Tallis shook his head, adamant. He wasn’t even going to allow himself to feel rattled by Crow’s ridiculous assertion.

He knew Belle, had the measure of her. He loved her, for Chrissakes.

“One thing you’re quite wrong about,” Crow said. “Neither Dan nor these flowerpot characters are coming to get you.”

“Bill and Ben?” Tallis smiled. “How come?”

“No need. You’ve crossed enough lines and dished out enough rope to hang without them. All your brother has to do is drop a few words in the right ear and you could be spending the rest of your days banged up in a secret prison in an orange jumpsuit on some tropical island.”

“Thanks for the optimistic appraisal.”

She issued another of her hideous smiles. “In the meantime, your brother can get on with his plans for world domination.”

“Hardly,” Tallis said. “Whatever I think of Dan, he falls a shade short of Hitler.”

“Never underestimate the ambition or designs of evil men.”

“Which is why he has to be stopped.”

“I agree,” Crow stood up, knees creaking with the sudden movement. “Your best chance is to go to the security services and come clean. If Cavall was working for them, they’ll be aware of the situation and be sympathetic to your cause.”

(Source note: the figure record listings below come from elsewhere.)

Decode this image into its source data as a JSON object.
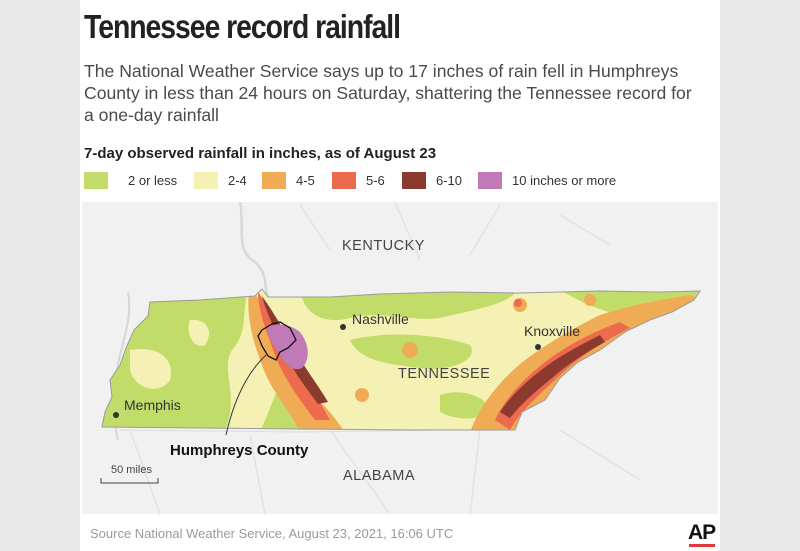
{
  "header": {
    "title": "Tennessee record rainfall",
    "subtitle": "The National Weather Service says up to 17 inches of rain fell in Humphreys County in less than 24 hours on Saturday, shattering the Tennessee record for a one-day rainfall"
  },
  "legend": {
    "title": "7-day observed rainfall in inches, as of August 23",
    "items": [
      {
        "label": "2 or less",
        "color": "#c2dc6a"
      },
      {
        "label": "2-4",
        "color": "#f5f0b4"
      },
      {
        "label": "4-5",
        "color": "#f0ac55"
      },
      {
        "label": "5-6",
        "color": "#ec6a4e"
      },
      {
        "label": "6-10",
        "color": "#8c3a2e"
      },
      {
        "label": "10 inches or more",
        "color": "#c07ab8"
      }
    ]
  },
  "map": {
    "labels": {
      "kentucky": "KENTUCKY",
      "tennessee": "TENNESSEE",
      "alabama": "ALABAMA",
      "nashville": "Nashville",
      "knoxville": "Knoxville",
      "memphis": "Memphis",
      "humphreys": "Humphreys County"
    },
    "scale_label": "50 miles"
  },
  "footer": {
    "source": "Source  National Weather Service, August 23, 2021, 16:06 UTC",
    "logo": "AP"
  }
}
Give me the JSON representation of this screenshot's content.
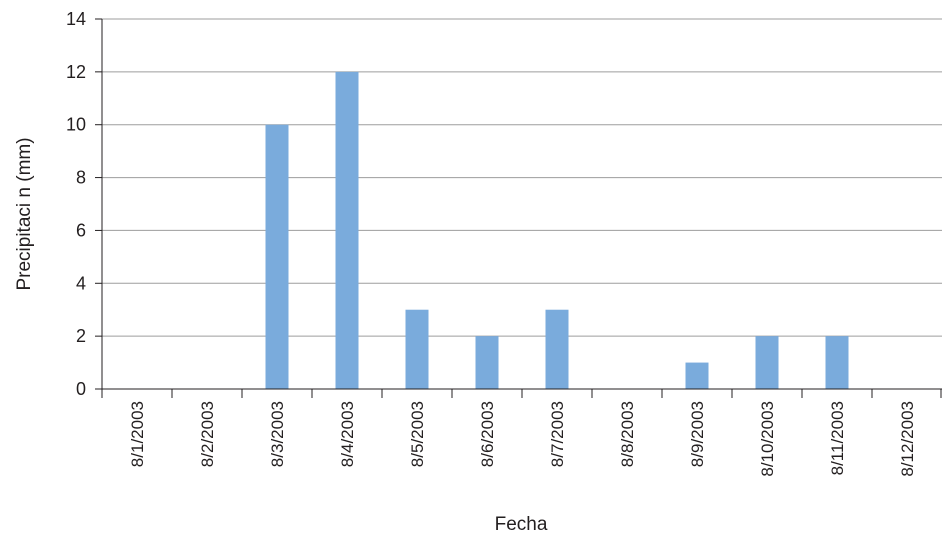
{
  "chart_data": {
    "type": "bar",
    "title": "",
    "xlabel": "Fecha",
    "ylabel": "Precipitaci n (mm)",
    "ylim": [
      0,
      14
    ],
    "yticks": [
      0,
      2,
      4,
      6,
      8,
      10,
      12,
      14
    ],
    "categories": [
      "8/1/2003",
      "8/2/2003",
      "8/3/2003",
      "8/4/2003",
      "8/5/2003",
      "8/6/2003",
      "8/7/2003",
      "8/8/2003",
      "8/9/2003",
      "8/10/2003",
      "8/11/2003",
      "8/12/2003"
    ],
    "values": [
      0,
      0,
      10,
      12,
      3,
      2,
      3,
      0,
      1,
      2,
      2,
      0
    ],
    "grid": true,
    "legend": "none",
    "colors": {
      "bar": "#7aabdc",
      "grid": "#9d9d9d",
      "axis": "#231f20"
    }
  }
}
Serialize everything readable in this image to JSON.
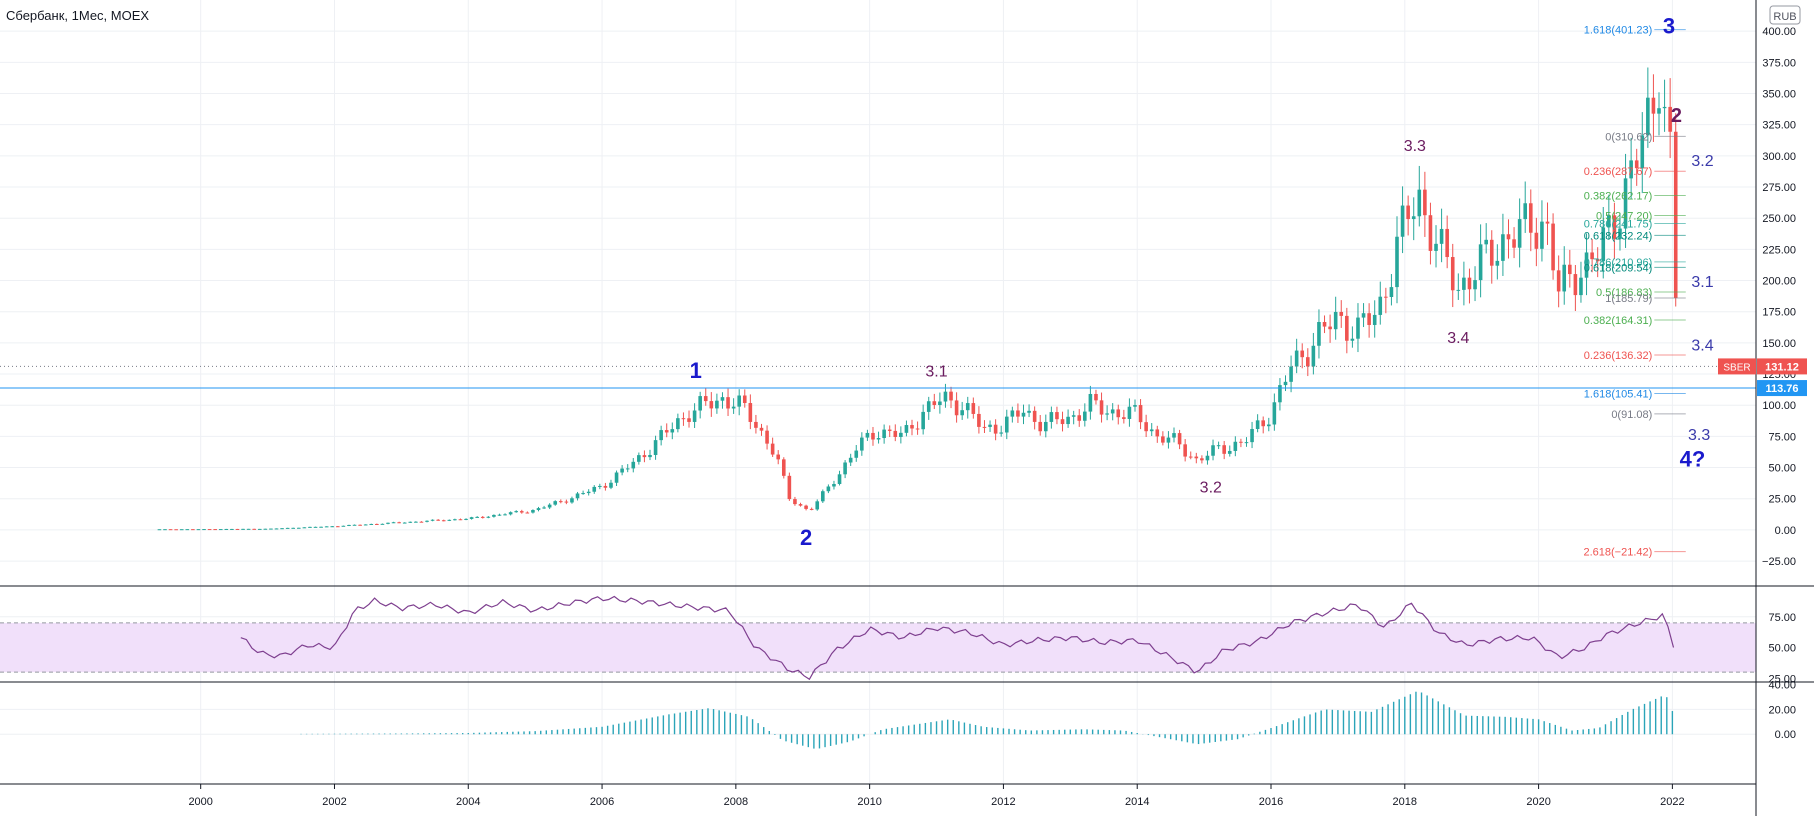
{
  "header": {
    "title": "Сбербанк, 1Мес, MOEX"
  },
  "currency_badge": "RUB",
  "price_tags": [
    {
      "symbol": "SBER",
      "value": "131.12",
      "price": 131.12,
      "color": "#ef5350"
    },
    {
      "symbol": "",
      "value": "113.76",
      "price": 113.76,
      "color": "#2196f3"
    }
  ],
  "colors": {
    "up": "#26a69a",
    "down": "#ef5350",
    "wave_blue": "#1a1acc",
    "wave_purple": "#6a1b5f",
    "rsi_line": "#7e3f8f",
    "rsi_band": "#f1e0fa",
    "hist": "#2aa4b8",
    "hline": "#2196f3"
  },
  "chart_data": [
    {
      "type": "candlestick",
      "title": "Сбербанк, 1Мес, MOEX",
      "x_range": [
        1997.0,
        2023.25
      ],
      "ylim": [
        -45,
        425
      ],
      "y_ticks": [
        "400.00",
        "375.00",
        "350.00",
        "325.00",
        "300.00",
        "275.00",
        "250.00",
        "225.00",
        "200.00",
        "175.00",
        "150.00",
        "125.00",
        "100.00",
        "75.00",
        "50.00",
        "25.00",
        "0.00",
        "−25.00"
      ],
      "y_tick_values": [
        400,
        375,
        350,
        325,
        300,
        275,
        250,
        225,
        200,
        175,
        150,
        125,
        100,
        75,
        50,
        25,
        0,
        -25
      ],
      "x_ticks": [
        "2000",
        "2002",
        "2004",
        "2006",
        "2008",
        "2010",
        "2012",
        "2014",
        "2016",
        "2018",
        "2020",
        "2022"
      ],
      "x_tick_values": [
        2000,
        2002,
        2004,
        2006,
        2008,
        2010,
        2012,
        2014,
        2016,
        2018,
        2020,
        2022
      ],
      "horizontal_line": 113.76,
      "dotted_line": 131.12,
      "price_path": [
        [
          1999.3,
          0.5
        ],
        [
          2000.0,
          0.6
        ],
        [
          2001.0,
          0.9
        ],
        [
          2002.0,
          3
        ],
        [
          2003.0,
          6
        ],
        [
          2004.0,
          9
        ],
        [
          2005.0,
          16
        ],
        [
          2005.5,
          25
        ],
        [
          2006.0,
          35
        ],
        [
          2006.5,
          55
        ],
        [
          2007.0,
          80
        ],
        [
          2007.3,
          95
        ],
        [
          2007.8,
          105
        ],
        [
          2008.0,
          103
        ],
        [
          2008.3,
          85
        ],
        [
          2008.6,
          60
        ],
        [
          2008.8,
          25
        ],
        [
          2009.1,
          15
        ],
        [
          2009.4,
          35
        ],
        [
          2009.8,
          65
        ],
        [
          2010.1,
          80
        ],
        [
          2010.5,
          75
        ],
        [
          2010.8,
          95
        ],
        [
          2011.1,
          105
        ],
        [
          2011.4,
          100
        ],
        [
          2011.7,
          80
        ],
        [
          2012.0,
          85
        ],
        [
          2012.3,
          95
        ],
        [
          2012.6,
          85
        ],
        [
          2013.0,
          90
        ],
        [
          2013.3,
          100
        ],
        [
          2013.6,
          95
        ],
        [
          2014.0,
          92
        ],
        [
          2014.3,
          75
        ],
        [
          2014.6,
          70
        ],
        [
          2014.9,
          55
        ],
        [
          2015.2,
          65
        ],
        [
          2015.6,
          70
        ],
        [
          2016.0,
          95
        ],
        [
          2016.3,
          130
        ],
        [
          2016.7,
          155
        ],
        [
          2017.0,
          170
        ],
        [
          2017.3,
          160
        ],
        [
          2017.6,
          175
        ],
        [
          2017.9,
          230
        ],
        [
          2018.2,
          270
        ],
        [
          2018.5,
          225
        ],
        [
          2018.8,
          195
        ],
        [
          2019.1,
          210
        ],
        [
          2019.5,
          235
        ],
        [
          2019.8,
          240
        ],
        [
          2020.1,
          250
        ],
        [
          2020.3,
          190
        ],
        [
          2020.6,
          210
        ],
        [
          2020.9,
          220
        ],
        [
          2021.2,
          260
        ],
        [
          2021.5,
          300
        ],
        [
          2021.7,
          340
        ],
        [
          2021.8,
          375
        ],
        [
          2021.95,
          310
        ],
        [
          2022.0,
          275
        ],
        [
          2022.08,
          131
        ]
      ],
      "fib_labels": [
        {
          "text": "1.618(401.23)",
          "price": 401.23,
          "color": "#1e88e5"
        },
        {
          "text": "0(310.62)",
          "price": 315.62,
          "color": "#787b86"
        },
        {
          "text": "0.236(287.67)",
          "price": 287.67,
          "color": "#ef5350"
        },
        {
          "text": "0.382(262.17)",
          "price": 268.17,
          "color": "#4caf50"
        },
        {
          "text": "0.5(247.20)",
          "price": 252.2,
          "color": "#4caf50"
        },
        {
          "text": "0.786(241.75)",
          "price": 245.75,
          "color": "#26a69a"
        },
        {
          "text": "0.618(232.24)",
          "price": 236.24,
          "color": "#00897b"
        },
        {
          "text": "0.786(210.96)",
          "price": 214.96,
          "color": "#26a69a"
        },
        {
          "text": "0.618(209.54)",
          "price": 210.54,
          "color": "#00897b"
        },
        {
          "text": "0.5(186.83)",
          "price": 190.83,
          "color": "#4caf50"
        },
        {
          "text": "1(185.79)",
          "price": 186.0,
          "color": "#787b86"
        },
        {
          "text": "0.382(164.31)",
          "price": 168.31,
          "color": "#4caf50"
        },
        {
          "text": "0.236(136.32)",
          "price": 140.32,
          "color": "#ef5350"
        },
        {
          "text": "1.618(105.41)",
          "price": 109.41,
          "color": "#1e88e5"
        },
        {
          "text": "0(91.08)",
          "price": 93.08,
          "color": "#787b86"
        },
        {
          "text": "2.618(−21.42)",
          "price": -17.42,
          "color": "#ef5350"
        }
      ],
      "wave_labels": [
        {
          "text": "1",
          "x": 2007.4,
          "price": 122,
          "color": "#1a1acc",
          "size": 22
        },
        {
          "text": "2",
          "x": 2009.05,
          "price": -12,
          "color": "#1a1acc",
          "size": 22
        },
        {
          "text": "3.1",
          "x": 2011.0,
          "price": 123,
          "color": "#6a1b5f",
          "size": 16
        },
        {
          "text": "3.2",
          "x": 2015.1,
          "price": 30,
          "color": "#6a1b5f",
          "size": 16
        },
        {
          "text": "3.3",
          "x": 2018.15,
          "price": 304,
          "color": "#6a1b5f",
          "size": 16
        },
        {
          "text": "3.4",
          "x": 2018.8,
          "price": 150,
          "color": "#6a1b5f",
          "size": 16
        },
        {
          "text": "3",
          "x": 2021.95,
          "price": 398,
          "color": "#1a1acc",
          "size": 22
        },
        {
          "text": "2",
          "x": 2022.06,
          "price": 327,
          "color": "#6a1b5f",
          "size": 20
        },
        {
          "text": "3.2",
          "x": 2022.45,
          "price": 292,
          "color": "#3a3aaa",
          "size": 16
        },
        {
          "text": "3.1",
          "x": 2022.45,
          "price": 195,
          "color": "#3a3aaa",
          "size": 16
        },
        {
          "text": "3.4",
          "x": 2022.45,
          "price": 144,
          "color": "#3a3aaa",
          "size": 16
        },
        {
          "text": "3.3",
          "x": 2022.4,
          "price": 72,
          "color": "#3a3aaa",
          "size": 16
        },
        {
          "text": "4?",
          "x": 2022.3,
          "price": 51,
          "color": "#1a1acc",
          "size": 22
        }
      ]
    },
    {
      "type": "line",
      "name": "RSI",
      "ylim": [
        22,
        100
      ],
      "y_ticks": [
        "75.00",
        "50.00",
        "25.00"
      ],
      "y_tick_values": [
        75,
        50,
        25
      ],
      "band": [
        30,
        70
      ],
      "values": [
        [
          2000.6,
          58
        ],
        [
          2000.9,
          45
        ],
        [
          2001.2,
          43
        ],
        [
          2001.6,
          52
        ],
        [
          2002.0,
          50
        ],
        [
          2002.3,
          80
        ],
        [
          2002.6,
          88
        ],
        [
          2003.0,
          82
        ],
        [
          2003.5,
          85
        ],
        [
          2004.0,
          78
        ],
        [
          2004.5,
          87
        ],
        [
          2005.0,
          80
        ],
        [
          2005.5,
          86
        ],
        [
          2006.0,
          90
        ],
        [
          2006.5,
          88
        ],
        [
          2007.0,
          85
        ],
        [
          2007.5,
          82
        ],
        [
          2007.9,
          80
        ],
        [
          2008.3,
          50
        ],
        [
          2008.8,
          32
        ],
        [
          2009.1,
          26
        ],
        [
          2009.5,
          48
        ],
        [
          2010.0,
          65
        ],
        [
          2010.5,
          58
        ],
        [
          2011.0,
          66
        ],
        [
          2011.5,
          62
        ],
        [
          2012.0,
          52
        ],
        [
          2012.5,
          56
        ],
        [
          2013.0,
          58
        ],
        [
          2013.5,
          54
        ],
        [
          2014.0,
          56
        ],
        [
          2014.5,
          42
        ],
        [
          2014.9,
          30
        ],
        [
          2015.3,
          48
        ],
        [
          2015.8,
          55
        ],
        [
          2016.3,
          70
        ],
        [
          2016.8,
          78
        ],
        [
          2017.3,
          85
        ],
        [
          2017.7,
          66
        ],
        [
          2018.1,
          86
        ],
        [
          2018.5,
          62
        ],
        [
          2018.9,
          52
        ],
        [
          2019.4,
          57
        ],
        [
          2019.9,
          58
        ],
        [
          2020.3,
          42
        ],
        [
          2020.7,
          50
        ],
        [
          2021.0,
          60
        ],
        [
          2021.4,
          68
        ],
        [
          2021.85,
          76
        ],
        [
          2022.0,
          58
        ],
        [
          2022.08,
          30
        ]
      ]
    },
    {
      "type": "histogram",
      "name": "MACD",
      "ylim": [
        -40,
        42
      ],
      "y_ticks": [
        "40.00",
        "20.00",
        "0.00"
      ],
      "y_tick_values": [
        40,
        20,
        0
      ],
      "anchors": [
        [
          2001.5,
          0.3
        ],
        [
          2003.0,
          0.6
        ],
        [
          2004.0,
          1
        ],
        [
          2005.0,
          2.5
        ],
        [
          2006.0,
          6
        ],
        [
          2007.0,
          16
        ],
        [
          2007.6,
          21
        ],
        [
          2008.2,
          14
        ],
        [
          2008.7,
          -5
        ],
        [
          2009.2,
          -12
        ],
        [
          2009.7,
          -6
        ],
        [
          2010.2,
          4
        ],
        [
          2011.2,
          12
        ],
        [
          2011.7,
          6
        ],
        [
          2012.4,
          3
        ],
        [
          2013.2,
          4
        ],
        [
          2013.8,
          3
        ],
        [
          2014.3,
          -2
        ],
        [
          2014.9,
          -8
        ],
        [
          2015.5,
          -4
        ],
        [
          2016.0,
          5
        ],
        [
          2016.8,
          20
        ],
        [
          2017.5,
          18
        ],
        [
          2018.2,
          35
        ],
        [
          2018.9,
          15
        ],
        [
          2019.5,
          14
        ],
        [
          2020.0,
          12
        ],
        [
          2020.5,
          3
        ],
        [
          2020.9,
          5
        ],
        [
          2021.4,
          20
        ],
        [
          2021.9,
          32
        ],
        [
          2022.08,
          8
        ]
      ]
    }
  ]
}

He was right. This was out of Crow’s league. “For such a cynic, I’m astonished at your naivety. With my track record, I’m not going to be believed. Christ, they might even view it as brothers working in tandem against the state.”

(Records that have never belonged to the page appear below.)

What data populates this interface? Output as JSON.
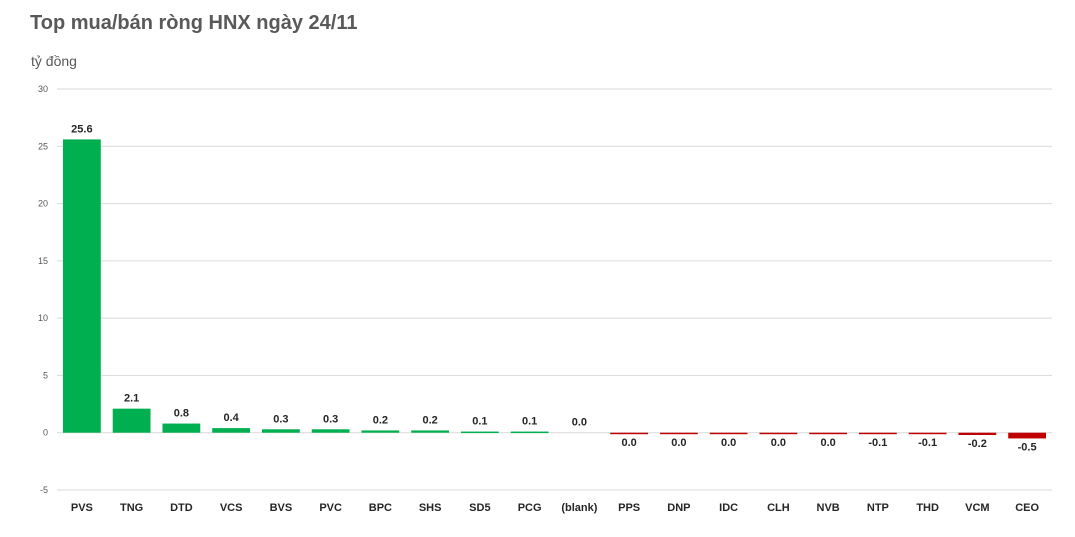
{
  "title": "Top mua/bán ròng HNX ngày 24/11",
  "unit_label": "tỷ đồng",
  "colors": {
    "positive": "#00b050",
    "negative": "#c00000",
    "grid": "#d9d9d9"
  },
  "chart_data": {
    "type": "bar",
    "title": "Top mua/bán ròng HNX ngày 24/11",
    "ylabel": "tỷ đồng",
    "xlabel": "",
    "ylim": [
      -5,
      30
    ],
    "yticks": [
      30,
      25,
      20,
      15,
      10,
      5,
      0,
      -5
    ],
    "grid": true,
    "categories": [
      "PVS",
      "TNG",
      "DTD",
      "VCS",
      "BVS",
      "PVC",
      "BPC",
      "SHS",
      "SD5",
      "PCG",
      "(blank)",
      "PPS",
      "DNP",
      "IDC",
      "CLH",
      "NVB",
      "NTP",
      "THD",
      "VCM",
      "CEO"
    ],
    "values": [
      25.6,
      2.1,
      0.8,
      0.4,
      0.3,
      0.3,
      0.2,
      0.2,
      0.1,
      0.1,
      0.0,
      -0.04,
      -0.04,
      -0.04,
      -0.04,
      -0.04,
      -0.1,
      -0.1,
      -0.2,
      -0.5
    ],
    "labels": [
      "25.6",
      "2.1",
      "0.8",
      "0.4",
      "0.3",
      "0.3",
      "0.2",
      "0.2",
      "0.1",
      "0.1",
      "0.0",
      "0.0",
      "0.0",
      "0.0",
      "0.0",
      "0.0",
      "-0.1",
      "-0.1",
      "-0.2",
      "-0.5"
    ]
  }
}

“Interesting idea, but you have to leave this to us now.”

“No,” Tallis said. “This is between him and me.”

Crow laughed. “You’re not in some bloody spaghetti Western.”

“Pity, makes life so much simpler.” He snatched the gun off the table and pointed it at Crow.

Her eyes briefly widened in shock. “Don’t be stupid.”

“Sorry, can’t afford to let you screw things up.”


Me
screw things up?”

“Phone,” he said, gesturing with his free hand.

“You’ll regret this,” she said grumpily, taking her phone out and throwing it across the table.

“Quite possibly. Now cloakroom.”

“I don’t want the cloakroom.”

“Trust me, you could be here for some time,” he said, motioning for her to move.

“I’m the only friend you’ve got,” she snapped.

“Sorry to disappoint,” he said, pushing her into what used to be a hidey-hole-cum-broom cupboard before its conversion. He hadn’t yet got round to taking off the bolt that his gran had fixed to the outside.

“You can’t do this,” she shrieked, making a half-hearted effort to resist. Not easy with a gun pointed at your abdomen.

“Just did,” he said, giving her an almighty shove. “Now, be a good girl and I might come back for you later.”

“What about my fags?” she yelled, hammering a fist against the wood.

“Cold turkey,” he called over his shoulder, running out of the house and heading for the car. There wasn’t a moment to lose.